Mahkemenin 28/12/2015 tarihli Ek Karar ( Tavzih Kararı ) adı altındaki “hükmedilen kıdem tazminatının miktarını değiştirmeye” yönelik kararı HMK. nun 305/2. maddesinin “hüküm fıkrasında taraflara tanınan haklar ve yüklenen borçlar, tavzih yolu ile sınırlandırılamaz, genişletilemez ve değiştirilemez.” şeklindeki emredici düzenlemesine açıkça aykırı olup, bozmayı gerektirmiştir.

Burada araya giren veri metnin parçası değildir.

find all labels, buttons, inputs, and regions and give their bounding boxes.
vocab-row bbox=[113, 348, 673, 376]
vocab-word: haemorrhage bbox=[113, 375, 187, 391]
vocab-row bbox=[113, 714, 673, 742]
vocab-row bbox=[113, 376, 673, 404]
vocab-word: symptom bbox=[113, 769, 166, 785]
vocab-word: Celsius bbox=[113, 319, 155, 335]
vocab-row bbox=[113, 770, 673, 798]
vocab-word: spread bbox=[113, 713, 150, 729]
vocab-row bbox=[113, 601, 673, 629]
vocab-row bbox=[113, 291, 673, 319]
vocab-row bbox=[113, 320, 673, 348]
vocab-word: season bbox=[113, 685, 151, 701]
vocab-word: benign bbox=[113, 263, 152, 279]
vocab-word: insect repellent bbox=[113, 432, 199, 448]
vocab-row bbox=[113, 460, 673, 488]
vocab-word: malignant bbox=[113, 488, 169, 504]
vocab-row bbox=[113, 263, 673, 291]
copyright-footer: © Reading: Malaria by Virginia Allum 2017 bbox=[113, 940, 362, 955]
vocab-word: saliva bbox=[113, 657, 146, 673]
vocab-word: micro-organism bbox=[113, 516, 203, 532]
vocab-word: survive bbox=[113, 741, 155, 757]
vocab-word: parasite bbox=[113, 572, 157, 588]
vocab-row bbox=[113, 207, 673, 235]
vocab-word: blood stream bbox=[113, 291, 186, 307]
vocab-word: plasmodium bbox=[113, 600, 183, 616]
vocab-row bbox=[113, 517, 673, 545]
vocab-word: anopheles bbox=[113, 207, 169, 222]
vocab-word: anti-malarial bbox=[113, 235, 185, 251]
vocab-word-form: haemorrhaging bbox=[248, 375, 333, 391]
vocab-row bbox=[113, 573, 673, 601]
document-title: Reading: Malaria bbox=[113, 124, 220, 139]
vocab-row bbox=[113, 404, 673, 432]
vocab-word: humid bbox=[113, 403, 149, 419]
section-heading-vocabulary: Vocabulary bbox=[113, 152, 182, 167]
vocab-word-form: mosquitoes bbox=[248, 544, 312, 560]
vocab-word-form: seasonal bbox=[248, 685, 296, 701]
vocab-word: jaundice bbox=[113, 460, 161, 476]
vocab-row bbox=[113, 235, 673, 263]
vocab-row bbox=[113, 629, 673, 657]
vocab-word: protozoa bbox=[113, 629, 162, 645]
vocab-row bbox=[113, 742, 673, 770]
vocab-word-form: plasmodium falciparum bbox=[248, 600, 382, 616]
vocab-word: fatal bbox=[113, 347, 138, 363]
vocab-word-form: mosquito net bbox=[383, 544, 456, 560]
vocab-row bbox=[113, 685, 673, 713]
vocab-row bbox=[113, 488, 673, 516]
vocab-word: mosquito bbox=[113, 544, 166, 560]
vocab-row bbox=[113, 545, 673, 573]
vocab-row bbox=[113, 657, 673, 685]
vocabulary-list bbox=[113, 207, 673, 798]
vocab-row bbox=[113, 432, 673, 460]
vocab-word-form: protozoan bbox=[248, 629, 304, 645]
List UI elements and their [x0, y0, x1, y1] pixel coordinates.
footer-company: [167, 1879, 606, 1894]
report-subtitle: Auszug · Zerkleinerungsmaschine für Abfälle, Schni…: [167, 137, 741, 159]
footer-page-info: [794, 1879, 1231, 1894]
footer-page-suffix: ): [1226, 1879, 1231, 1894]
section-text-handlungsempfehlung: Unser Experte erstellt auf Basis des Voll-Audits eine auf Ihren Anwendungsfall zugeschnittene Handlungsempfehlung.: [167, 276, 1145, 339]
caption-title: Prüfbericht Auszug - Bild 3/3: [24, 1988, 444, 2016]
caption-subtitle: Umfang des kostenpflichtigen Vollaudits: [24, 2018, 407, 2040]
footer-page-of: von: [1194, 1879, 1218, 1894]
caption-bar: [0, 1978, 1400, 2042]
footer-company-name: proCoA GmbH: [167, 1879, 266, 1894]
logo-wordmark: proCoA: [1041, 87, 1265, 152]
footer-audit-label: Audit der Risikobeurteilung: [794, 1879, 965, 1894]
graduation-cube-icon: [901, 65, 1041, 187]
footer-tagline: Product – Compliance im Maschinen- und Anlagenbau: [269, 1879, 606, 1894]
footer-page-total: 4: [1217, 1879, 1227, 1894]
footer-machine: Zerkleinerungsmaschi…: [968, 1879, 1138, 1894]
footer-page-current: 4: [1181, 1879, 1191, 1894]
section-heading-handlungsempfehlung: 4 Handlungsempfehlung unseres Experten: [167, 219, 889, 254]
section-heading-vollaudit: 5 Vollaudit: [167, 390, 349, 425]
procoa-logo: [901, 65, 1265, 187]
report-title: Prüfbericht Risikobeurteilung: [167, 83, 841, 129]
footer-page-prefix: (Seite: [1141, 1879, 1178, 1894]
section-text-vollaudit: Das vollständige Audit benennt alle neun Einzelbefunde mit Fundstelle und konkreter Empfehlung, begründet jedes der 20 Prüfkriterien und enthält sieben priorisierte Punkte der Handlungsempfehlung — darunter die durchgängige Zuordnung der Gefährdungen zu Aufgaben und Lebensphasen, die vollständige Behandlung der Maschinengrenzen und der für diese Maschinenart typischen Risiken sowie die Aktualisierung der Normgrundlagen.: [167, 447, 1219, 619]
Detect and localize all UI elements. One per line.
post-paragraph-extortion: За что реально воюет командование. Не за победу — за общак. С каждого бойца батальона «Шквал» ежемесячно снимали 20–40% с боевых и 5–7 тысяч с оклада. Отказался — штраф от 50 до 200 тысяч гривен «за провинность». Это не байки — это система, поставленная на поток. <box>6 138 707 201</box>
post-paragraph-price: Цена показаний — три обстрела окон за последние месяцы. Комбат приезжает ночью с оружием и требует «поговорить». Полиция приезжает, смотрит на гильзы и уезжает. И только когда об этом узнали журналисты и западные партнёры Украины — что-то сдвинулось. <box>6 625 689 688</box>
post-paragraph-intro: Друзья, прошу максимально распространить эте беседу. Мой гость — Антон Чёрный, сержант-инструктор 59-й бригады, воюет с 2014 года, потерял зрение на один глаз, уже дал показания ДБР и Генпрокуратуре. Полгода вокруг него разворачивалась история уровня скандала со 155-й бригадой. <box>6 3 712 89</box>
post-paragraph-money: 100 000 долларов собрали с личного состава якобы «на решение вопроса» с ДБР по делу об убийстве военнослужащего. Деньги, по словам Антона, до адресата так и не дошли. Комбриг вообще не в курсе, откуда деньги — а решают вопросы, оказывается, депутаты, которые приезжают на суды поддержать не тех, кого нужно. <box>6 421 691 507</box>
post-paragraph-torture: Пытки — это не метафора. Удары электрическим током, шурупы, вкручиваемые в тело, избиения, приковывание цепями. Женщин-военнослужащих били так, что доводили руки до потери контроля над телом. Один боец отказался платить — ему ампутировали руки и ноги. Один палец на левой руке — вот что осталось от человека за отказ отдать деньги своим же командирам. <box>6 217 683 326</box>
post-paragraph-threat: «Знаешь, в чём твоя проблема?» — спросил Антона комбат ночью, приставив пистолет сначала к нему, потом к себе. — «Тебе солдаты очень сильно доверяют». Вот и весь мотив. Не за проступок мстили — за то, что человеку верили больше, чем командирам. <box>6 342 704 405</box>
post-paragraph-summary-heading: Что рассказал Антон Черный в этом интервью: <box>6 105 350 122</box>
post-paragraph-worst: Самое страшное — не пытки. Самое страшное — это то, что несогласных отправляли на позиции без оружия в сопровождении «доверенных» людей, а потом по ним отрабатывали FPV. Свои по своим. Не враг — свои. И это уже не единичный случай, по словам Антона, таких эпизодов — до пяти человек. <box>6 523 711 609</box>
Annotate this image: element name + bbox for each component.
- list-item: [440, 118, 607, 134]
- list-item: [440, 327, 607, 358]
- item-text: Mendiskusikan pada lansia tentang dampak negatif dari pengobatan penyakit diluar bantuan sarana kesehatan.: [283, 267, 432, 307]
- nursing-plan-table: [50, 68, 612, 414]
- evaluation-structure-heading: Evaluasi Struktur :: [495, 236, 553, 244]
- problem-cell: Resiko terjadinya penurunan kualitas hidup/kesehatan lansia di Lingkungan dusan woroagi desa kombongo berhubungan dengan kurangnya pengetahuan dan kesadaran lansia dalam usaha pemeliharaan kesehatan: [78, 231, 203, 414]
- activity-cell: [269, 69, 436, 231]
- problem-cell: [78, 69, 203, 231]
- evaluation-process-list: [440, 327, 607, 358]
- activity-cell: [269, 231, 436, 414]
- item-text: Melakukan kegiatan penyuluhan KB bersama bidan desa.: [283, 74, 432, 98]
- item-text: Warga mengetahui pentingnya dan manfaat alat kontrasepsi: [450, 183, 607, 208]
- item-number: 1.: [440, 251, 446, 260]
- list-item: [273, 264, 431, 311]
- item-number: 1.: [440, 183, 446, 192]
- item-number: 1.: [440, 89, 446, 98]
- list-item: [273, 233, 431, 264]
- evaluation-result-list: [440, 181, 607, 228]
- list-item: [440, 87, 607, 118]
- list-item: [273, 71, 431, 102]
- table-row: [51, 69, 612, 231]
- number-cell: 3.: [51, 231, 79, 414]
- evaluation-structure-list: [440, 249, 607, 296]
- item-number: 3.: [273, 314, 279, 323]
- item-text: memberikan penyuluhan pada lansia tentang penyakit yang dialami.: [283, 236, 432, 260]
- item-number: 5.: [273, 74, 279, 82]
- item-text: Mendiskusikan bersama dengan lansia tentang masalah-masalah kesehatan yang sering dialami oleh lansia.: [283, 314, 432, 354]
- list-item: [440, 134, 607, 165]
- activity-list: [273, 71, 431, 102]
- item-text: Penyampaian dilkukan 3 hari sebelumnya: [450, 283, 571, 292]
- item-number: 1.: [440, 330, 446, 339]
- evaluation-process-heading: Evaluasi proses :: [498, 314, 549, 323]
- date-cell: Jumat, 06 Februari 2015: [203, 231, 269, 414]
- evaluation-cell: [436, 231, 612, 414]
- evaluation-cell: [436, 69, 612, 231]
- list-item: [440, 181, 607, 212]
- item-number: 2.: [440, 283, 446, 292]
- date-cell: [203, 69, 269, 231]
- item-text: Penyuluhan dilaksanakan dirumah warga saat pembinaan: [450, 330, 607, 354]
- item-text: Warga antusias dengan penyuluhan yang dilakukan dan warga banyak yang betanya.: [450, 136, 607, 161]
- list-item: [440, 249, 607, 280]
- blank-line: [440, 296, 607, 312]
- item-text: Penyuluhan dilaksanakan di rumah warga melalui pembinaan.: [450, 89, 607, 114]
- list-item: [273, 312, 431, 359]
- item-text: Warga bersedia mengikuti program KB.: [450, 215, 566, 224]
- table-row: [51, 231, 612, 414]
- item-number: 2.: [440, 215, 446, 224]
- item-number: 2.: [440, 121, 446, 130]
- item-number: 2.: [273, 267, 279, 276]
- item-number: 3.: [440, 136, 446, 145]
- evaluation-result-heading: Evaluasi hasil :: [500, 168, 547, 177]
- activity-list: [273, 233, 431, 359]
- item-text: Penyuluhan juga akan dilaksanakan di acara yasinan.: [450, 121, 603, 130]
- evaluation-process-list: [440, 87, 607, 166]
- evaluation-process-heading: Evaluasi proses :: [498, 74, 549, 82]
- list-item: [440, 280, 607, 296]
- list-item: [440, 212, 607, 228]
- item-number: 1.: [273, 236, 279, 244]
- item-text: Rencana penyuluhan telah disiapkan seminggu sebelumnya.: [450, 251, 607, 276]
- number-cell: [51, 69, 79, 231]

Kaldı ki, hükmedilen miktarın düşürülmesi sonucu hükmün harç, vekalet ücreti, yargılama gideri kısımlarının da değişeceğinin düşünülmemesi hatalıdır.
F)SONUÇ:
Temyiz olunan kararın yukarıda yazılı sebeplerden dolayı BOZULMASINA, peşin alınan temyiz harcının isteği halinde ilgiliye iadesine, 01/03/2018 gününde oybirliğiyle karar verildi.